But now the achievement only seemed to fuel Salle's bitterness, his sense of himself as “someone who is no longer current,” who is “irrelevant after having been relevant.” He looked away from the painting and said, “The younger artists want to kill you off. They want to get rid of you. You're in their way. I haven't been the artist who is on young artists' minds for a long time. It has been six or seven years since I was the artist who was on young artists' minds. That's how fast it moves. The artists young artists have on their minds are people I've barely heard of. I'm sure there are young artists who think I'm dead.” I laughed, and he joined me. Then, his bitterness returning, Salle said, “I feel like I've just gotten started, marshaled my forces, done the research, and learned enough about painting do something interesting. What I do used to matter to others—for reasons that may not have had anything to do with its merit. But now, when I feel I have something to say, no one wants to hear it. There has always been antagonism to my work, but the sense of irritation and annoyance has stepped up. ‘What,
you're
still around?' ”

20

In an interview with the screenwriter Becky Johnston, in 1991, the artist David Salle, during a discussion of his childhood, in Wichita, Kansas, gave this answer to a question about his mother:

You know, I don't really remember her very well. I just remember that she had a lovely gray skirt and a pink blouse with French cuffs and she had her monogram embroidered on the skirt in pink thread. She worked in the dress store [where Salle's father worked as a buyer, window dresser, and advertising-layout man]—she was a saleswoman on the floor—and she dressed very chicly. I remember her then—which was when I was about six—and then I remember her ten or fifteen years later, when she worked at night as a cashier in the accounting department of the J.C. Penney store, and she was completely and utterly changed: she wore brown or beige double-knit pants suits. And I honestly don't remember what happened to her in between. I have no images of her in between. In my mind, she just went from being this very chic, very lovely, kind of slightly elevated person, to being this horrible drudge.

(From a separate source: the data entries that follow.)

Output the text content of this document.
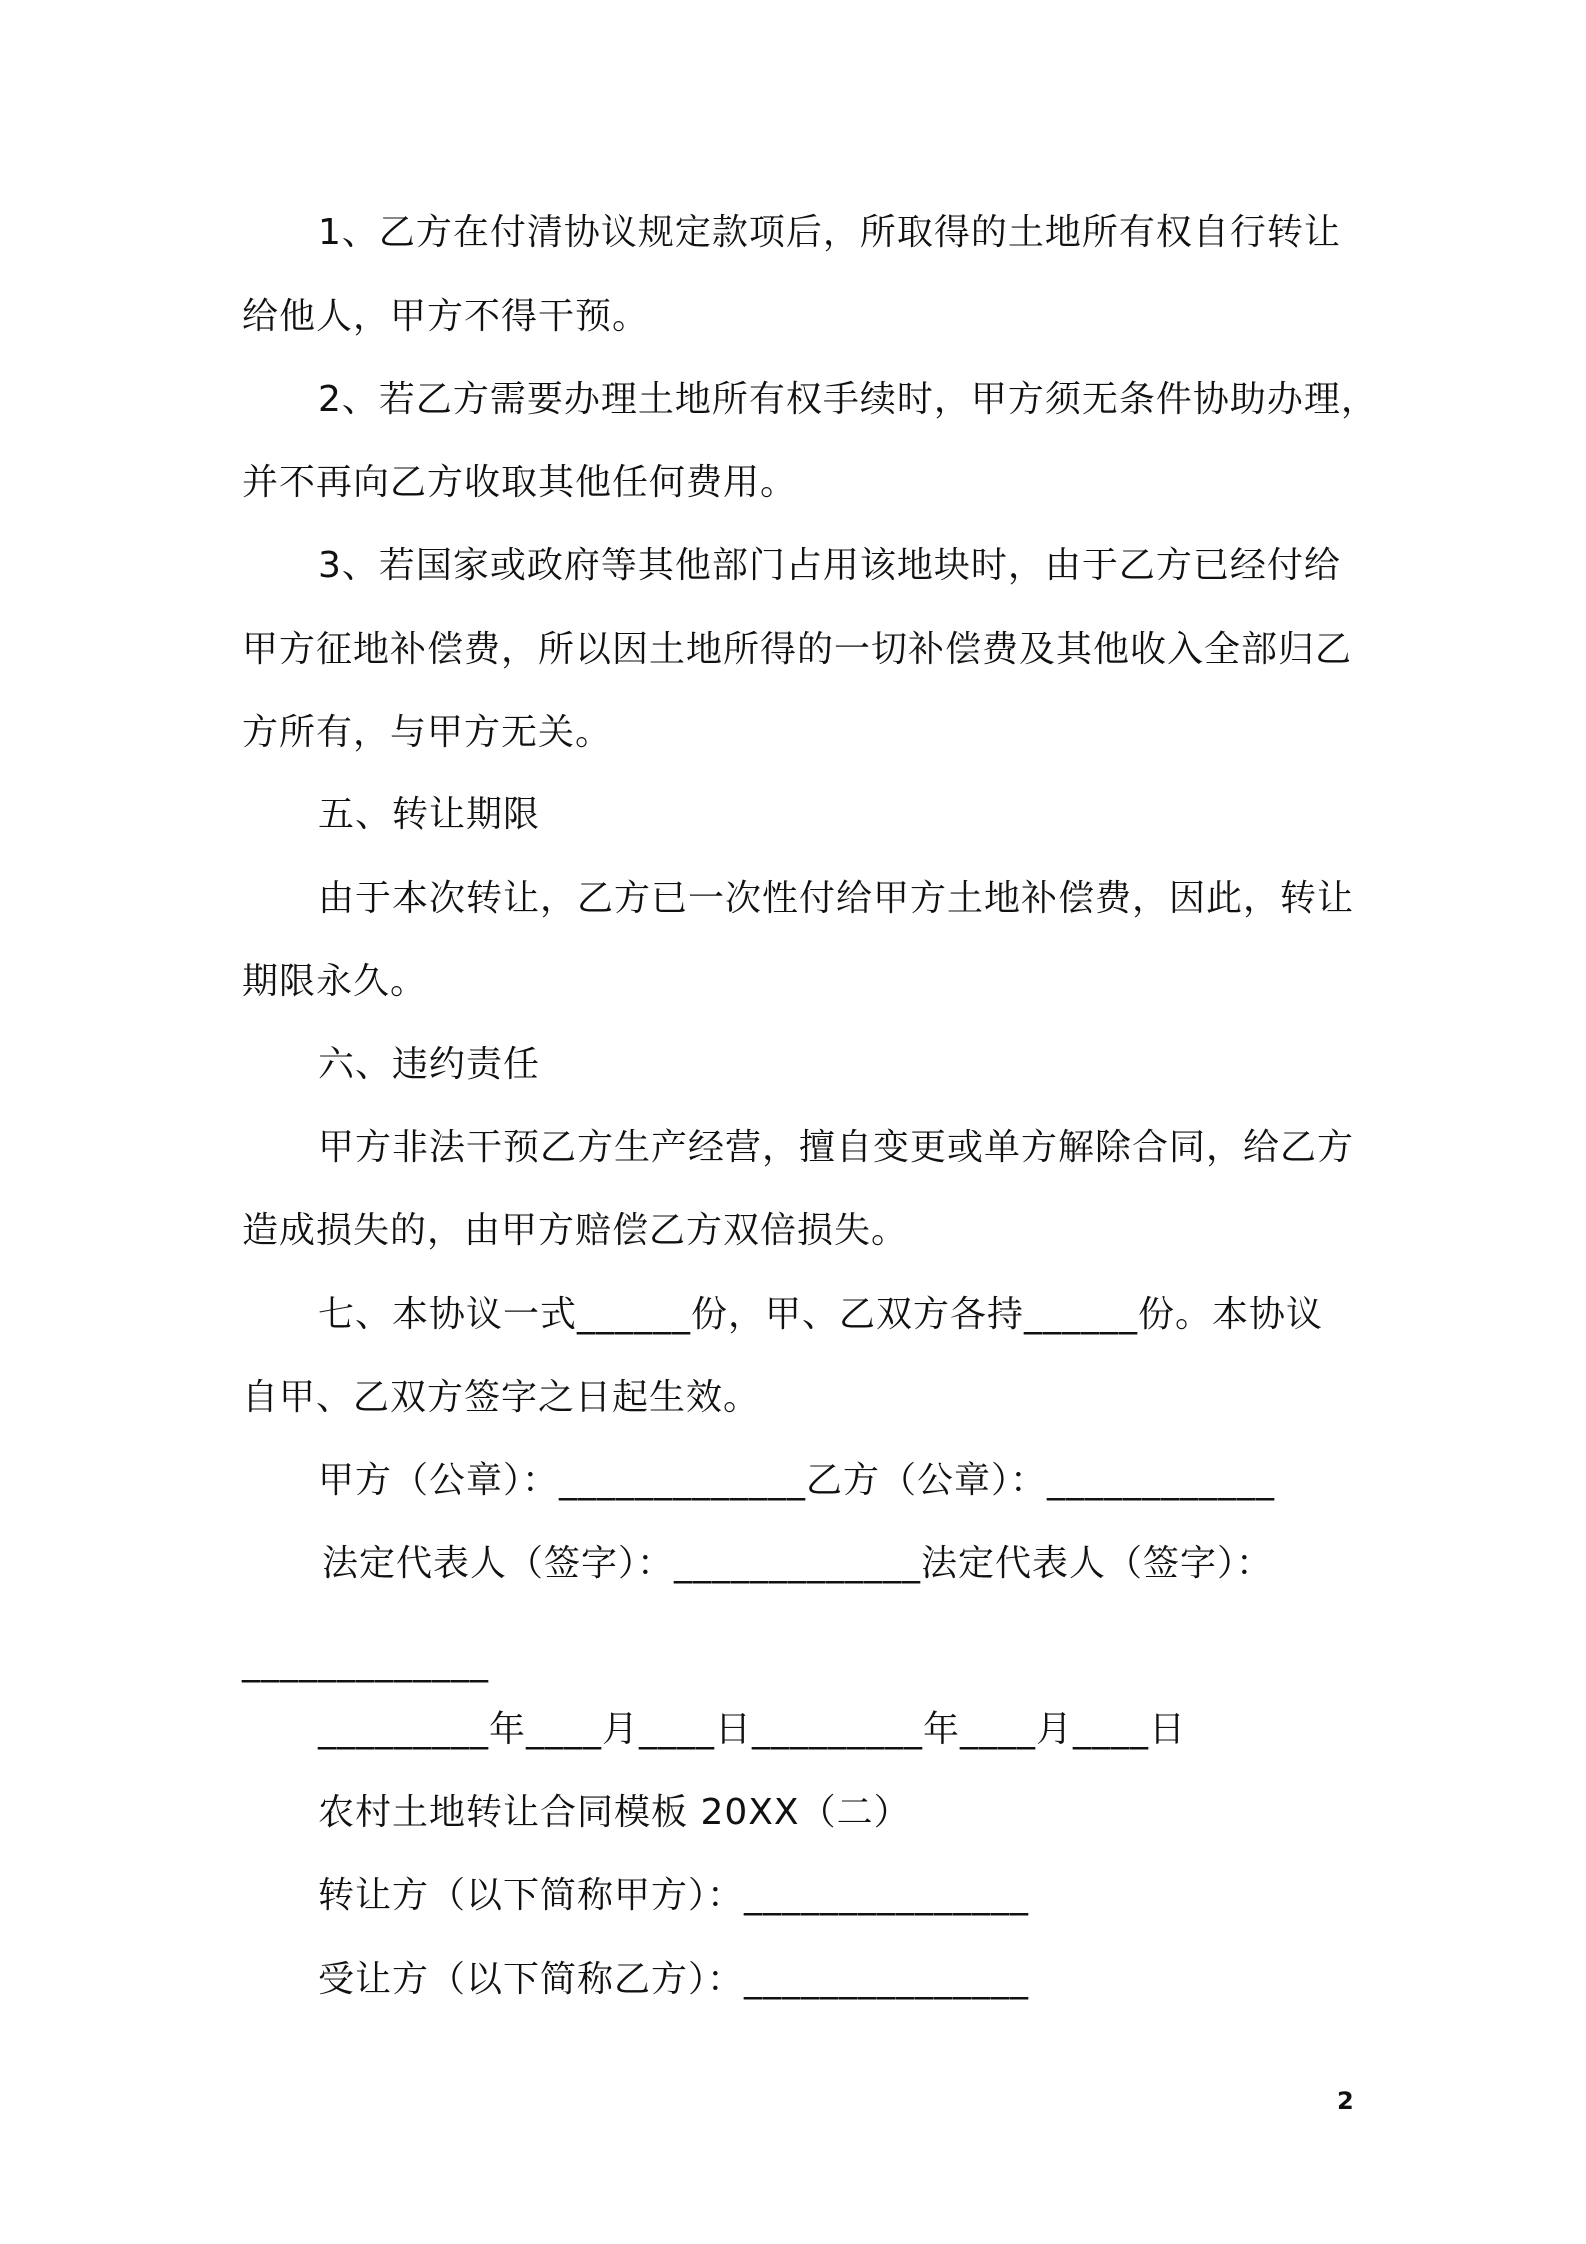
1、乙方在付清协议规定款项后，所取得的土地所有权自行转让
给他人，甲方不得干预。
2、若乙方需要办理土地所有权手续时，甲方须无条件协助办理，
并不再向乙方收取其他任何费用。
3、若国家或政府等其他部门占用该地块时，由于乙方已经付给
甲方征地补偿费，所以因土地所得的一切补偿费及其他收入全部归乙
方所有，与甲方无关。
五、转让期限
由于本次转让，乙方已一次性付给甲方土地补偿费，因此，转让
期限永久。
六、违约责任
甲方非法干预乙方生产经营，擅自变更或单方解除合同，给乙方
造成损失的，由甲方赔偿乙方双倍损失。
七、本协议一式______份，甲、乙双方各持______份。本协议
自甲、乙双方签字之日起生效。
甲方（公章）：_____________乙方（公章）：____________
法定代表人（签字）：_____________法定代表人（签字）：
_____________
_________年____月____日_________年____月____日
农村土地转让合同模板 20XX（二）
转让方（以下简称甲方）：_______________
受让方（以下简称乙方）：_______________
2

In an interview with me, in 1992, Salle returned to this memory and told me how upset his mother had been when she read a version of it in an essay by Henry Geldzahler, which appeared in the catalog of Salle's photographs of naked or partly naked women posed in strange positions. “I had been hesitant to send the catalog to my mother because of the imagery,” Salle told me. “It never occurred to me that something in the
text
, which is innocuous, would upset her. But when she called me up she was in tears.”

21

In the introduction to a book-length interview with the artist David Salle, published in 1987 by Random House, the critic and poet Peter Schjeldahl writes, “My first reaction to meeting this twenty-seven-year-old phenom was, I'm afraid, a trifle smug. Simply, he was so transparently, wildly ambitious—even by the standards of his generation, whose common style of impatient self-assurance I had begun to recognize—that I almost laughed at him.”

22

When I was interviewing the artist David Salle, an acutely intelligent, reserved, and depressed man, he would tell me about other interviews he was giving, and once, he showed me a transcript of a conversation with Barbaralee Diamonstein (it was to appear in a book of interviews with artists and art-world figures published by Rizzoli) that was marked by a special confrontational quality and an extraordinary air of liveliness. It was as if the interview had provoked the artist out of his usual state of skeptical melancholy and propelled him into a younger, less complex, more manic version of himself.

There is a passage, for example, in which Diamonstein confronts Salle with a piece of charged personal history. “From what I have read, you worked as a layout man at what was referred to as a porn magazine. Is that true?” Salle says yes. “How much did it affect your sensibility? I think you should address the issue and get rid of it one way or another,” Diamonstein sternly says. Salle, disconcerted, lamely points out that actually he wasn't a layout man but a pasteup person at the porn magazine. Still floundering, he irrelevantly adds that he and the other young men in the art department were “pretty stoned most of the time.” Diamonstein continues to push Salle on the question of what the experience of working at a men's magazine called
Stag
meant to him. “So, did this affect your sensibility by either informing you, giving you a skill? Repelling you, amusing you? Finding it absurd, interesting—how did you react? How did you ever get there in the first place?”